Come ogni anno, la Diocesi di Patti nella IV domenica di Avvento celebra la Giornata Pro Seminario, che non è semplicemente una giornata di raccolta per il sostegno del seminario diocesano, ma una richiesta di preghiera per chi sente la chiamata al sacerdozio. Ma vuole essere una giornata di riflessione, perchè il calo delle vocazioni non è solamente un problema dei Vescovi ma di tutta la Chiesa formata da ogni battezzato.
“La vocazione al sacerdozio: una risposta di amore”, questo il titolo del messaggio che il Vescovo di Patti, mons. Guglielmo Giombanco rivolge alla diocesi. Il Vescovo sottolinea subito che la Giornata Pro Seminario “invita tutti i fedeli a rivolgere a Gesù Buon Pastore la fiduciosa preghiera perché mandi alla nostra Chiesa numerose e sante vocazioni alla vita sacerdotale”.
“La chiamata al sacerdozio – prosegue il Vescovo – si vive e si realizza nella relazione profonda di amicizia con il Signore, attraverso un cammino di verità e di libertà che crea una relazione profonda che ci consente di conoscerlo veramente e ci pone nella condizione di aiutare gli altri ad incontrarlo e diventarne a loro volta amici”.
“Il cammino di formazione nel Seminario – continua Mons. Giombanco – è un tempo dove si impara a diventare amici di Cristo e a lasciarsi trasformare dalla sua presenza per rispondere ogni giorno alla domanda “Mi ami tu ?” con le parole di Pietro: “Signore, Tu lo sa che Ti amo”.
Il Vescovo si rivolge anche ai ragazzi e ai giovani: “Non abbiate paura di ascoltare il vostro cuore e di rispondere alla richiesta di amore del Maestro con il dono della vostra vita”.

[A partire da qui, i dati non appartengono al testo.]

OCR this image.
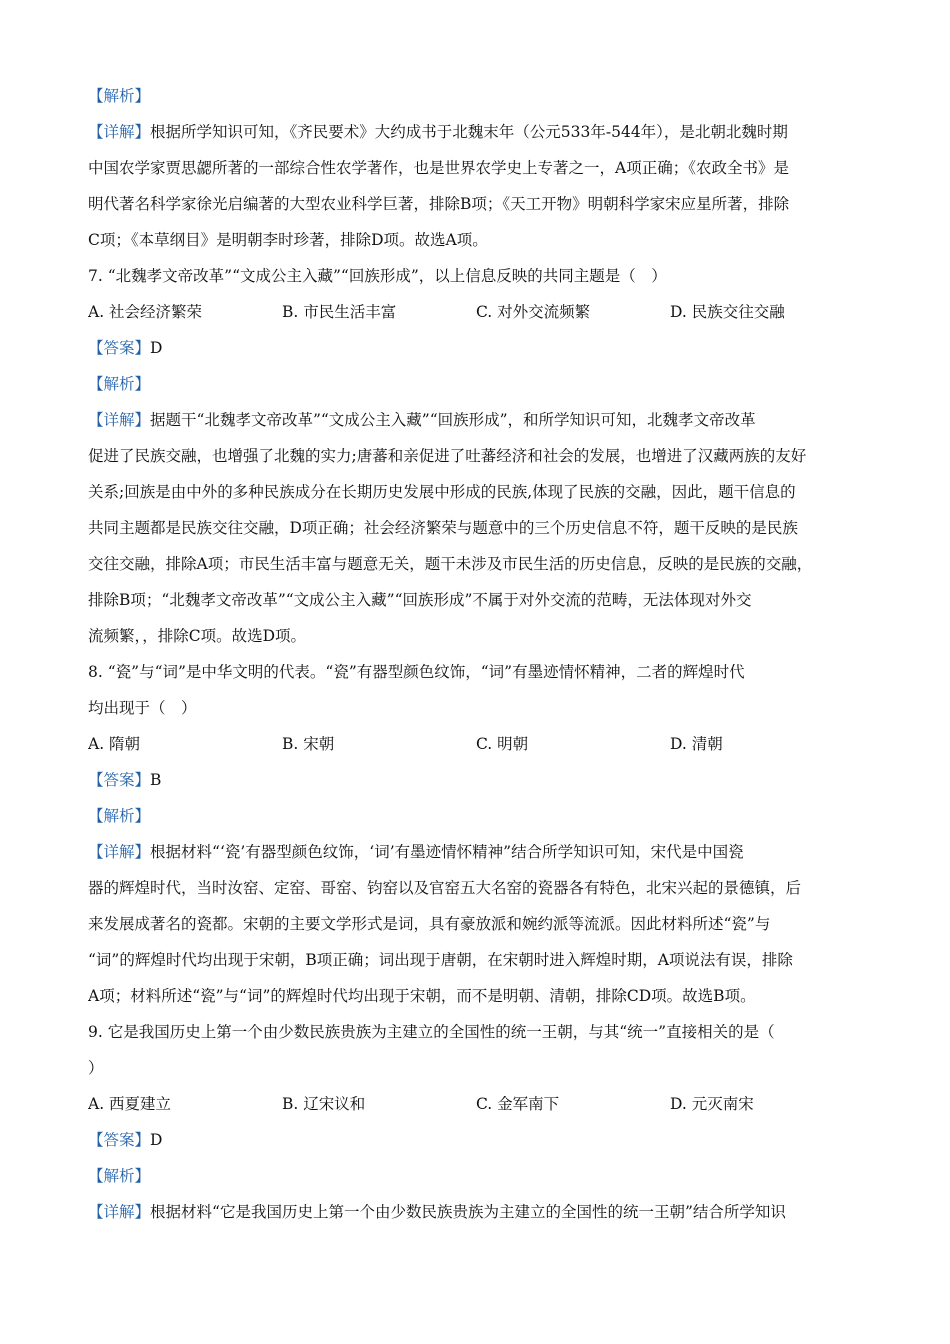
【解析】
【详解】根据所学知识可知，《齐民要术》大约成书于北魏末年（公元533年-544年），是北朝北魏时期
中国农学家贾思勰所著的一部综合性农学著作，也是世界农学史上专著之一，A项正确；《农政全书》是
明代著名科学家徐光启编著的大型农业科学巨著，排除B项；《天工开物》明朝科学家宋应星所著，排除
C项；《本草纲目》是明朝李时珍著，排除D项。故选A项。
7. “北魏孝文帝改革”“文成公主入藏”“回族形成”，以上信息反映的共同主题是（　）
A. 社会经济繁荣	B. 市民生活丰富	C. 对外交流频繁	D. 民族交往交融
【答案】D
【解析】
【详解】据题干“北魏孝文帝改革”“文成公主入藏”“回族形成”，和所学知识可知，北魏孝文帝改革
促进了民族交融，也增强了北魏的实力;唐蕃和亲促进了吐蕃经济和社会的发展，也增进了汉藏两族的友好
关系;回族是由中外的多种民族成分在长期历史发展中形成的民族,体现了民族的交融，因此，题干信息的
共同主题都是民族交往交融，D项正确；社会经济繁荣与题意中的三个历史信息不符，题干反映的是民族
交往交融，排除A项；市民生活丰富与题意无关，题干未涉及市民生活的历史信息，反映的是民族的交融，
排除B项；“北魏孝文帝改革”“文成公主入藏”“回族形成”不属于对外交流的范畴，无法体现对外交
流频繁，，排除C项。故选D项。
8. “瓷”与“词”是中华文明的代表。“瓷”有器型颜色纹饰，“词”有墨迹情怀精神，二者的辉煌时代
均出现于（　）
A. 隋朝	B. 宋朝	C. 明朝	D. 清朝
【答案】B
【解析】
【详解】根据材料“‘瓷’有器型颜色纹饰，‘词’有墨迹情怀精神”结合所学知识可知，宋代是中国瓷
器的辉煌时代，当时汝窑、定窑、哥窑、钧窑以及官窑五大名窑的瓷器各有特色，北宋兴起的景德镇，后
来发展成著名的瓷都。宋朝的主要文学形式是词，具有豪放派和婉约派等流派。因此材料所述“瓷”与
“词”的辉煌时代均出现于宋朝，B项正确；词出现于唐朝，在宋朝时进入辉煌时期，A项说法有误，排除
A项；材料所述“瓷”与“词”的辉煌时代均出现于宋朝，而不是明朝、清朝，排除CD项。故选B项。
9. 它是我国历史上第一个由少数民族贵族为主建立的全国性的统一王朝，与其“统一”直接相关的是（
）
A. 西夏建立	B. 辽宋议和	C. 金军南下	D. 元灭南宋
【答案】D
【解析】
【详解】根据材料“它是我国历史上第一个由少数民族贵族为主建立的全国性的统一王朝”结合所学知识
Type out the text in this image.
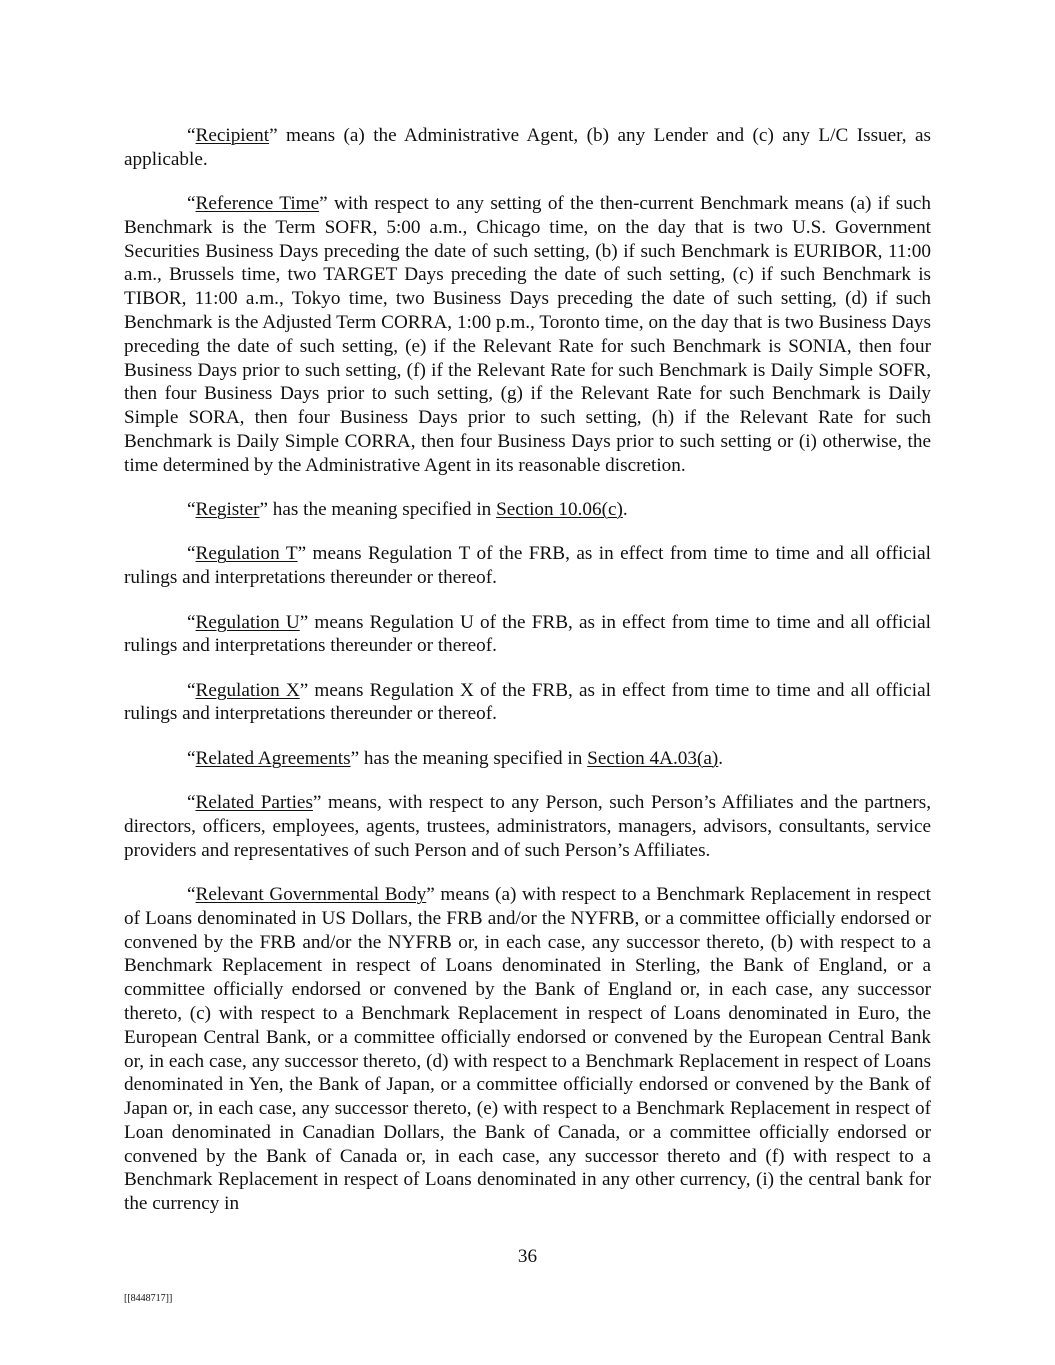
“Recipient” means (a) the Administrative Agent, (b) any Lender and (c) any L/C Issuer, as applicable.

“Reference Time” with respect to any setting of the then-current Benchmark means (a) if such Benchmark is the Term SOFR, 5:00 a.m., Chicago time, on the day that is two U.S. Government Securities Business Days preceding the date of such setting, (b) if such Benchmark is EURIBOR, 11:00 a.m., Brussels time, two TARGET Days preceding the date of such setting, (c) if such Benchmark is TIBOR, 11:00 a.m., Tokyo time, two Business Days preceding the date of such setting, (d) if such Benchmark is the Adjusted Term CORRA, 1:00 p.m., Toronto time, on the day that is two Business Days preceding the date of such setting, (e) if the Relevant Rate for such Benchmark is SONIA, then four Business Days prior to such setting, (f) if the Relevant Rate for such Benchmark is Daily Simple SOFR, then four Business Days prior to such setting, (g) if the Relevant Rate for such Benchmark is Daily Simple SORA, then four Business Days prior to such setting, (h) if the Relevant Rate for such Benchmark is Daily Simple CORRA, then four Business Days prior to such setting or (i) otherwise, the time determined by the Administrative Agent in its reasonable discretion.

“Register” has the meaning specified in Section 10.06(c).

“Regulation T” means Regulation T of the FRB, as in effect from time to time and all official rulings and interpretations thereunder or thereof.

“Regulation U” means Regulation U of the FRB, as in effect from time to time and all official rulings and interpretations thereunder or thereof.

“Regulation X” means Regulation X of the FRB, as in effect from time to time and all official rulings and interpretations thereunder or thereof.

“Related Agreements” has the meaning specified in Section 4A.03(a).

“Related Parties” means, with respect to any Person, such Person’s Affiliates and the partners, directors, officers, employees, agents, trustees, administrators, managers, advisors, consultants, service providers and representatives of such Person and of such Person’s Affiliates.

“Relevant Governmental Body” means (a) with respect to a Benchmark Replacement in respect of Loans denominated in US Dollars, the FRB and/or the NYFRB, or a committee officially endorsed or convened by the FRB and/or the NYFRB or, in each case, any successor thereto, (b) with respect to a Benchmark Replacement in respect of Loans denominated in Sterling, the Bank of England, or a committee officially endorsed or convened by the Bank of England or, in each case, any successor thereto, (c) with respect to a Benchmark Replacement in respect of Loans denominated in Euro, the European Central Bank, or a committee officially endorsed or convened by the European Central Bank or, in each case, any successor thereto, (d) with respect to a Benchmark Replacement in respect of Loans denominated in Yen, the Bank of Japan, or a committee officially endorsed or convened by the Bank of Japan or, in each case, any successor thereto, (e) with respect to a Benchmark Replacement in respect of Loan denominated in Canadian Dollars, the Bank of Canada, or a committee officially endorsed or convened by the Bank of Canada or, in each case, any successor thereto and (f) with respect to a Benchmark Replacement in respect of Loans denominated in any other currency, (i) the central bank for the currency in

36
[[8448717]]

L’invito a tutti “ad intensificare la preghiera, perché i seminaristi che sono in cammino verso il sacerdozio confermino ogni giorno la loro risposta di amore al Signore che li ha chiamati e la vivano con rinnovato stupore e anche per chiedere la grazia che tanti altri giovani ascoltino il loro cuore, per conoscere il desiderio di seguire il Signore Gesù e compiere il primo passo per andare e restare con Lui”.
“Sosteniamo dunque – conclude il Vescovo – la comunità del Seminario con la nostra preghiera, con l’affetto e con l’aiuto economico e nutriamo la speranza nel cuore che tanti altri giovani possano rispondere all’invito del Maestro con una risposta motivata dall’amore”.